BAR folklore -フォークロア-

「瀬文くん、今日は浮かない顔してるね」


 軽い調子で声をかけてきたのは、このバーの経営者兼バーテンダー、五十嵐義京いがらし ぎきょう。四十代半ばで、安物のサングラスに派手なアロハシャツ。場違いな格好をした男が、にやつきながらカウンター越しに俺を見つめていた。


「グラサンかけた怪しい顔に心配される筋合いはない」と、嫌味を言いたくなったが、それを飲み込んだ。五十嵐はこのバーのオーナーであり、唯一、俺が気を許している相手でもある。


「前に話してた『とどまりください』の件かい?」


「ああ、筧ってやつとその話になったんだが、俺の同僚だったやつ――昔は暗い性格だったらしい」


「深山くんね」


「よくそんなこと覚えてるな」


「なんたって、都市伝説バーのバーテンダーだからね。そんな面白い話、忘れるわけないじゃん」


 その言葉を聞き流し、俺は再びグラスを口に運んだ。アイラモルトのウイスキー特有のスモーキーな香りが鼻をくすぐり、ほろ苦い余韻が口の中に広がる。

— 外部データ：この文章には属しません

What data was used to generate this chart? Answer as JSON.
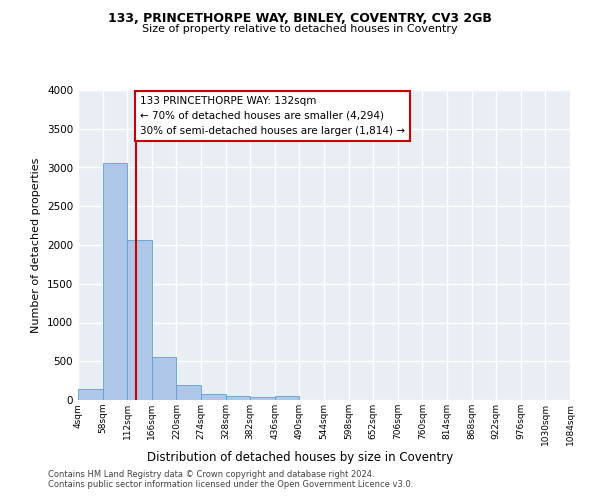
{
  "title1": "133, PRINCETHORPE WAY, BINLEY, COVENTRY, CV3 2GB",
  "title2": "Size of property relative to detached houses in Coventry",
  "xlabel": "Distribution of detached houses by size in Coventry",
  "ylabel": "Number of detached properties",
  "annotation_line1": "133 PRINCETHORPE WAY: 132sqm",
  "annotation_line2": "← 70% of detached houses are smaller (4,294)",
  "annotation_line3": "30% of semi-detached houses are larger (1,814) →",
  "footer1": "Contains HM Land Registry data © Crown copyright and database right 2024.",
  "footer2": "Contains public sector information licensed under the Open Government Licence v3.0.",
  "bin_edges": [
    4,
    58,
    112,
    166,
    220,
    274,
    328,
    382,
    436,
    490,
    544,
    598,
    652,
    706,
    760,
    814,
    868,
    922,
    976,
    1030,
    1084
  ],
  "bar_heights": [
    140,
    3060,
    2060,
    560,
    200,
    75,
    50,
    35,
    50,
    0,
    0,
    0,
    0,
    0,
    0,
    0,
    0,
    0,
    0,
    0
  ],
  "bar_color": "#aec6e8",
  "bar_edge_color": "#5a9fd4",
  "vline_color": "#cc0000",
  "vline_x": 132,
  "annotation_box_color": "#cc0000",
  "background_color": "#e8eef4",
  "grid_color": "#ffffff",
  "ylim": [
    0,
    4000
  ],
  "xlim": [
    4,
    1084
  ],
  "yticks": [
    0,
    500,
    1000,
    1500,
    2000,
    2500,
    3000,
    3500,
    4000
  ]
}
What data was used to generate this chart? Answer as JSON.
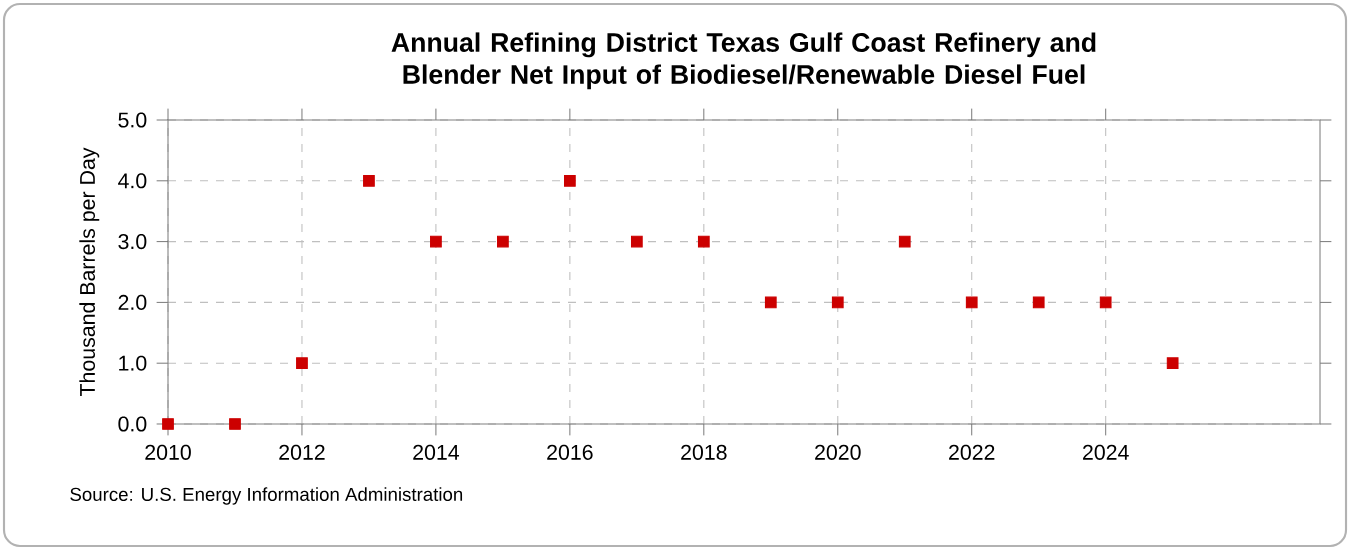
{
  "chart_data": {
    "type": "scatter",
    "title": "Annual Refining District Texas Gulf Coast Refinery and Blender Net Input of Biodiesel/Renewable Diesel Fuel",
    "ylabel": "Thousand Barrels per Day",
    "annotations": [
      "Source: U.S. Energy Information Administration"
    ],
    "x": [
      2010,
      2011,
      2012,
      2013,
      2014,
      2015,
      2016,
      2017,
      2018,
      2019,
      2020,
      2021,
      2022,
      2023,
      2024,
      2025
    ],
    "series": [
      {
        "color": "#cc0000",
        "values": [
          0,
          0,
          1,
          4,
          3,
          3,
          4,
          3,
          3,
          2,
          2,
          3,
          2,
          2,
          2,
          1
        ]
      }
    ],
    "xlim": [
      2010,
      2027.2
    ],
    "xticks": [
      2010,
      2012,
      2014,
      2016,
      2018,
      2020,
      2022,
      2024
    ],
    "ylim": [
      0,
      5
    ],
    "yticks": [
      {
        "value": 0,
        "label": "0.0"
      },
      {
        "value": 1,
        "label": "1.0"
      },
      {
        "value": 2,
        "label": "2.0"
      },
      {
        "value": 3,
        "label": "3.0"
      },
      {
        "value": 4,
        "label": "4.0"
      },
      {
        "value": 5,
        "label": "5.0"
      }
    ],
    "grid": true,
    "marker": "square"
  }
}
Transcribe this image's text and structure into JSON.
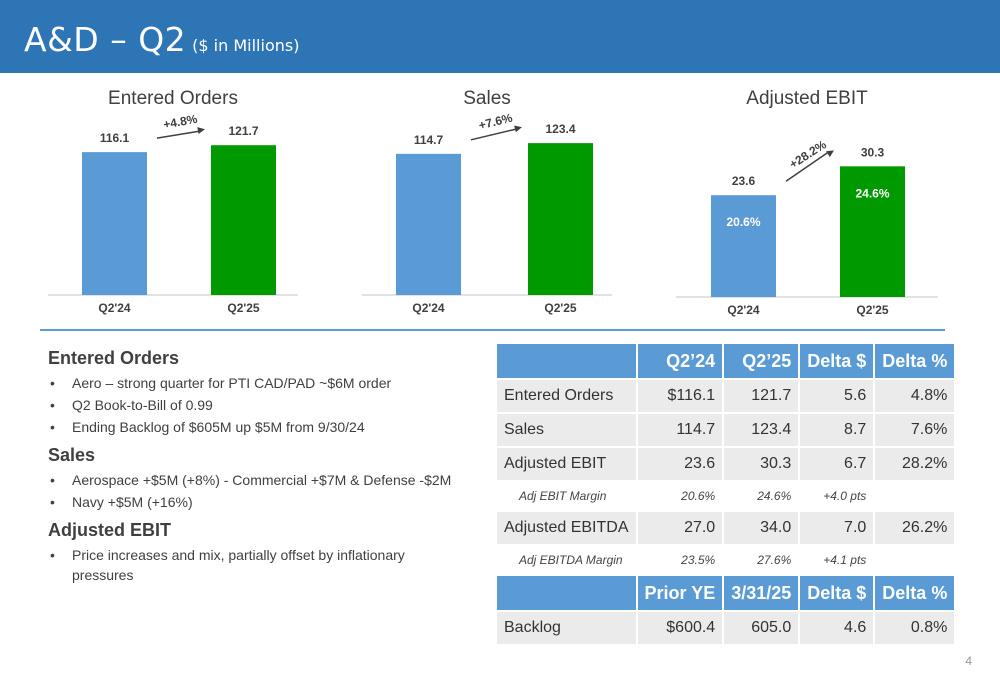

 このバーの名は「フォークロア」といい、「都市伝説」をテーマにしたコンセプトバーだ。もちろんそんなところに来る客なんてほとんどいない。ヴァンパイアの蝋人形、河童の剥製、モスマンの等身大フィギュアが無造作に置かれ、倉庫じみた店内だ。


 五十嵐のサングラス越しでもわかる興味津々な視線に根負けして、俺はこれまでの経緯を話すことにした。話を一通り聞き終えた五十嵐は、またニヤリと笑って言った。


「加藤くんと深山くん、似てるのかもね。性格が変わった原因も同じだったのかもしれないね」


「布方のじいさんのせいか?」と、俺は少し閉口した。本当にこういう怪しい話が好きな男だ。


「それか、もっと不思議な何かがあるのかもね?」五十嵐はニヤリと笑って、片手をヒラヒラとさせた。俺は「なんだそのジェスチャーは」と言いかけたが、やめた。こういう時、こいつの釣り針にかかると数時間は都市伝説の話に付き合わされるからだ。


「奉納の道ってのも怪しい響きだよね。だいたい、奉納ってのは何かを鎮めるためにするもんだからさ」


「鎮める?」


「神様に捧げることもあるけど、災いを鎮めるために使われることが多いんだよ。今回もそのパターンじゃないか?」


「なんでそんなこと言い切れるんだ?」


「そのほうが面白いから!」五十嵐は屈託のない笑顔を浮かべた。


「……と言うのは冗談だけどね。奉納の道って言うわりに、受け取り手がわからない。神社仏閣みたいなものもないし、災いを鎮めるためと見るのが妥当だと思うよ」


「そうだとして……だからなんだって話だよ」俺は憮然としながら、再びグラスに口をつけた。


 五十嵐は冗談めかして歌いだした。無駄に美声を張り上げて歌うその姿に、俺はため息をついた。


 奉納の道――確かに不気味だ。もし災厄を鎮めるための道だとしたら……深山や加藤の死も、その災厄に飲み込まれた結果だというのか? それとも、別の何かが関わっているのか。そんな考えが頭を巡っていた。


 五十嵐は「都市伝説を聞かせてくれたお礼」と言って、ポッキーを差し出してきた。お礼ならもう少しいいものを出せよ、と思いながらも、俺は一本ずつ口に運んだ。意外にも、今はこの甘さが心地よかった。


「まだ何か起こりそうだね?」五十嵐はグラスを磨きながら軽く尋ねてきた。


「不気味なことが面白いぐらい続いてるな」


 苦笑いを浮かべる。


 五十嵐は「都市伝説バーに集まるやつらは、得てして妙なことに巻き込まれるもんさ」と軽口を叩いてきた。


「集まるってほど客いないだろ。俺以外に客なんているのか?」と聞くと、五十嵐は「道楽でやってるんで」とケラケラ笑った。


 時刻は24時を回った。まだまとめるべき記事が残っていることを思い出し、そろそろ帰ることにした。席を立とうとすると、五十嵐が「また来てね。瀬文くんのポッキー食べてる顔、結構面白いから」と俺のポッキーの食べ方を誇張して真似してみせた。


 どこまでもムカつくやつだ。そう思いながら、俺は料金を払って店を出た。背後で、五十嵐が店じまいをする音が聞こえてきた。